In the fall of 1944, Norbert left Cuba to come to the United States to be with the family at Sigmar’s sixty-fourth birthday at the end of December. But only weeks after his arrival, as he’d predicted, he was drafted into the American Army. Dispatched to Camp Blanding in Florida for basic training with an infantry unit, he was then assigned to an intelligence branch that valued his fluency in French and German. On the day in late April 1945 when Norbert shipped out, Janine and Trudi saw him off at the pier on Staten Island. True to form, he railed against leaving his latest girlfriend, this one an American, but any fears of going back to war were quickly assuaged by his enormous good fortune of debarking in Europe on May 8, the very day the Germans surrendered.
Norbert in his American army uniform, stationed in Germany after the war
It had only been a matter of days since the arrest of Pétain, the execution of Italy’s Fascist leader Benito Mussolini, and the suicide, in his Berlin bunker on the last day of April, of a crazed Adolf Hitler. He had skirted defeat and certain capture by choosing to shoot himself in the mouth. With his last written words, the leader who plotted a Thousand Year Reich had blamed the Jews for provoking the war, causing millions of deaths and appalling destruction. Aides found the Führer’s mangled corpse beside the slumped form of his poisoned bride, Eva Braun, whom Hitler had finally married in the dark morning hours of the previous day.

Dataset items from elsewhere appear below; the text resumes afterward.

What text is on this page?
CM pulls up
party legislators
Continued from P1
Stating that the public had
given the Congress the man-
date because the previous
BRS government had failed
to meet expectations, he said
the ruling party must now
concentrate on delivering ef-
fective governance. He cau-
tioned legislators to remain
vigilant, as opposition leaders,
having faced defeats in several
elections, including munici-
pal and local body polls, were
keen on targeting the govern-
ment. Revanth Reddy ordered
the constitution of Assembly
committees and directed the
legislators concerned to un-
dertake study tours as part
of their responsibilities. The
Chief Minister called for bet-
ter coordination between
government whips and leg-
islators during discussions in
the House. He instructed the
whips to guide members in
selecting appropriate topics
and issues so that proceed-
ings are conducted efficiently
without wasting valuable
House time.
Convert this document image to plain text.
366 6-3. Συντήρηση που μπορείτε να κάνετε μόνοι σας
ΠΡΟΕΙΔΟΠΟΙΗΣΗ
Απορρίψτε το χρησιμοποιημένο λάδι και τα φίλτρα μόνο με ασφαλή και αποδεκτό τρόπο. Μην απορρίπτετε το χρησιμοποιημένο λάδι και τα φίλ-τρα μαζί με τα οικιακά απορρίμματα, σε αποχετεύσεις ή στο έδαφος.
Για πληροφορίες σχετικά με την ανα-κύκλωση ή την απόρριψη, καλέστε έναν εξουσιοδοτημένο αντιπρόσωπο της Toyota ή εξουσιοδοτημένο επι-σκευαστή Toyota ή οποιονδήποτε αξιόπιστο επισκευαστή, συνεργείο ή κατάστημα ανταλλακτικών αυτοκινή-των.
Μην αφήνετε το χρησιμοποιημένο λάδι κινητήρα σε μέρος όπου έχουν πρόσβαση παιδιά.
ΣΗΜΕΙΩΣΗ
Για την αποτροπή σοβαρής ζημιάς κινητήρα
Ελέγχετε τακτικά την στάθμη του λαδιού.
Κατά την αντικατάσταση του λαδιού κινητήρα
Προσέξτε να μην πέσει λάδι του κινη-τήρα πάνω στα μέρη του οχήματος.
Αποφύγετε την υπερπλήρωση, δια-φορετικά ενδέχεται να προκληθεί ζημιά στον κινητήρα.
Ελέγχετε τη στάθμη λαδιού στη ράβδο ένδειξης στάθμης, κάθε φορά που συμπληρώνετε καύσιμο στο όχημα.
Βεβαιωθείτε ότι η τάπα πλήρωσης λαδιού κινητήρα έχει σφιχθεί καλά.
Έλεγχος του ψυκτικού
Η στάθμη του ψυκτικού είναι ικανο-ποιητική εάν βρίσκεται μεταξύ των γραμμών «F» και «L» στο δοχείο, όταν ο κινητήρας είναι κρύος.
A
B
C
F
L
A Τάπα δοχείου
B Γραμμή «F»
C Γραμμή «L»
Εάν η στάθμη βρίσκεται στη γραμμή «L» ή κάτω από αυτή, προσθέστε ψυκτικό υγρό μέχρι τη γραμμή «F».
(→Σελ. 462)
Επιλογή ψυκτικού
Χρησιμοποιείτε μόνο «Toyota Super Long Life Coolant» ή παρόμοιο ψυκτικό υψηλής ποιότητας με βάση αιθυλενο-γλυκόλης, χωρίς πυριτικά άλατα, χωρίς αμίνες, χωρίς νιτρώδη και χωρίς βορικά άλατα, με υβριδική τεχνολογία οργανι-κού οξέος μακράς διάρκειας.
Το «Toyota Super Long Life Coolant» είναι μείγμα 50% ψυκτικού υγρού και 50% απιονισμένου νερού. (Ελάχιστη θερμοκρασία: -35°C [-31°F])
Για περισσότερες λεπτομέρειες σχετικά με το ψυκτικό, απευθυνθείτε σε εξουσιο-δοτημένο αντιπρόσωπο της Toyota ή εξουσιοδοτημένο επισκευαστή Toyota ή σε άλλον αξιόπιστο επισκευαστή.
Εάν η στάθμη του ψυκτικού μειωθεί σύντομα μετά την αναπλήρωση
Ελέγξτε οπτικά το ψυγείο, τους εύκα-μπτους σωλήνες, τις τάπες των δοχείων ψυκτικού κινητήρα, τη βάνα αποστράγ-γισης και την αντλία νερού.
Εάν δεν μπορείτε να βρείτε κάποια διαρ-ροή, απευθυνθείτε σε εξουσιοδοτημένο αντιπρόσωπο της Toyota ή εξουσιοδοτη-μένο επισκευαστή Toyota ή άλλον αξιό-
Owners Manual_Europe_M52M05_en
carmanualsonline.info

Then, in a macabre, self-prescribed Viking funeral—a wordless ceremony amid the roaring bombardment of Red Army shells—they were both laid to rest in a bed of flames.

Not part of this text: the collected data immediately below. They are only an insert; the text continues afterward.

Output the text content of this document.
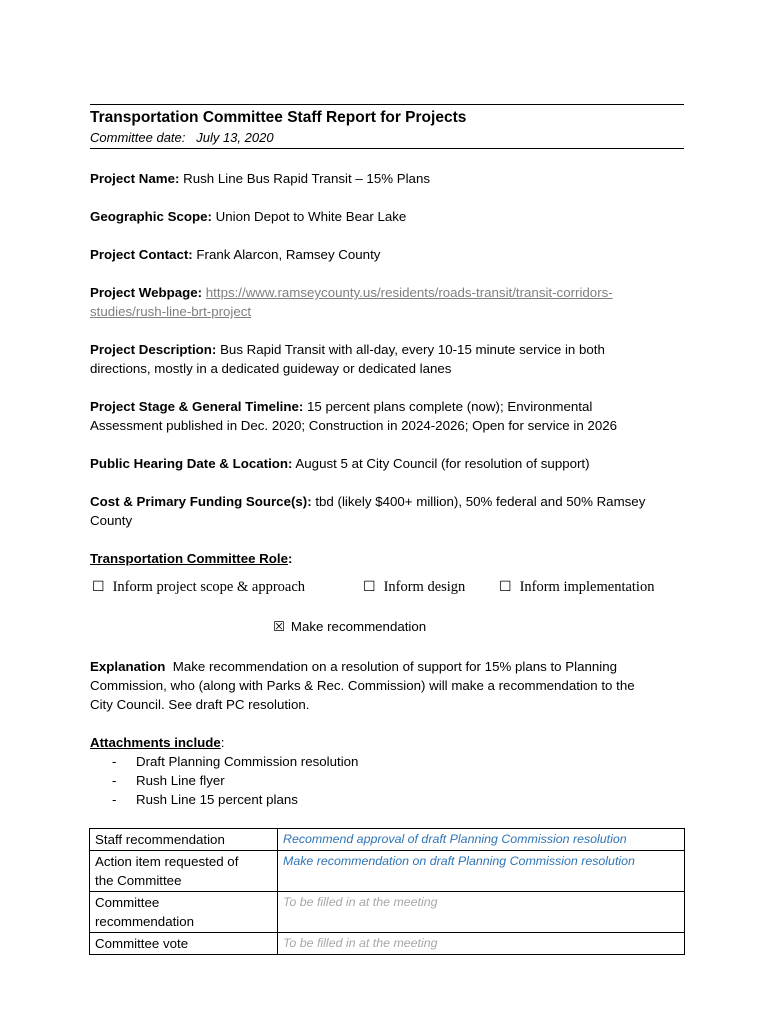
Transportation Committee Staff Report for Projects
Committee date: July 13, 2020

Project Name: Rush Line Bus Rapid Transit – 15% Plans

Geographic Scope: Union Depot to White Bear Lake

Project Contact: Frank Alarcon, Ramsey County

Project Webpage: https://www.ramseycounty.us/residents/roads-transit/transit-corridors-
studies/rush-line-brt-project

Project Description: Bus Rapid Transit with all-day, every 10-15 minute service in both
directions, mostly in a dedicated guideway or dedicated lanes

Project Stage & General Timeline: 15 percent plans complete (now); Environmental
Assessment published in Dec. 2020; Construction in 2024-2026; Open for service in 2026

Public Hearing Date & Location: August 5 at City Council (for resolution of support)

Cost & Primary Funding Source(s): tbd (likely $400+ million), 50% federal and 50% Ramsey
County

Transportation Committee Role:

☐ Inform project scope & approach	☐ Inform design ☐ Inform implementation
☒ Make recommendation

Explanation Make recommendation on a resolution of support for 15% plans to Planning
Commission, who (along with Parks & Rec. Commission) will make a recommendation to the
City Council. See draft PC resolution.

Attachments include:

- Draft Planning Commission resolution
- Rush Line flyer
- Rush Line 15 percent plans
Staff recommendation	Recommend approval of draft Planning Commission resolution
Action item requested of
the Committee	Make recommendation on draft Planning Commission resolution
Committee
recommendation	To be filled in at the meeting
Committee vote	To be filled in at the meeting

Never one to miss a party, Norbert arrived right in time for the great jubilation, free French kisses, and small opportunities for silent revenge. And the following fall, when a few days’ leave gave him the chance to strut through Freiburg, resplendent in his American uniform, and then to visit Lyon, a friend told him that Roland was still there, living alone now in a one-room apartment. When they met, Roland recounted the trials of the past three years: how he had narrowly escaped arrest by the
Milice
, dodged bullets and bombings in the liberation, and served with the Allies in a revived French Army during the months between the rescue of Lyon and final triumph over the Germans. Filling a low-level clerical job with a tank regiment at a barracks in Lyon, he had been tasked with tracking food and supplies for the troops in his unit. At that point, he still knew nothing about Roger’s murder.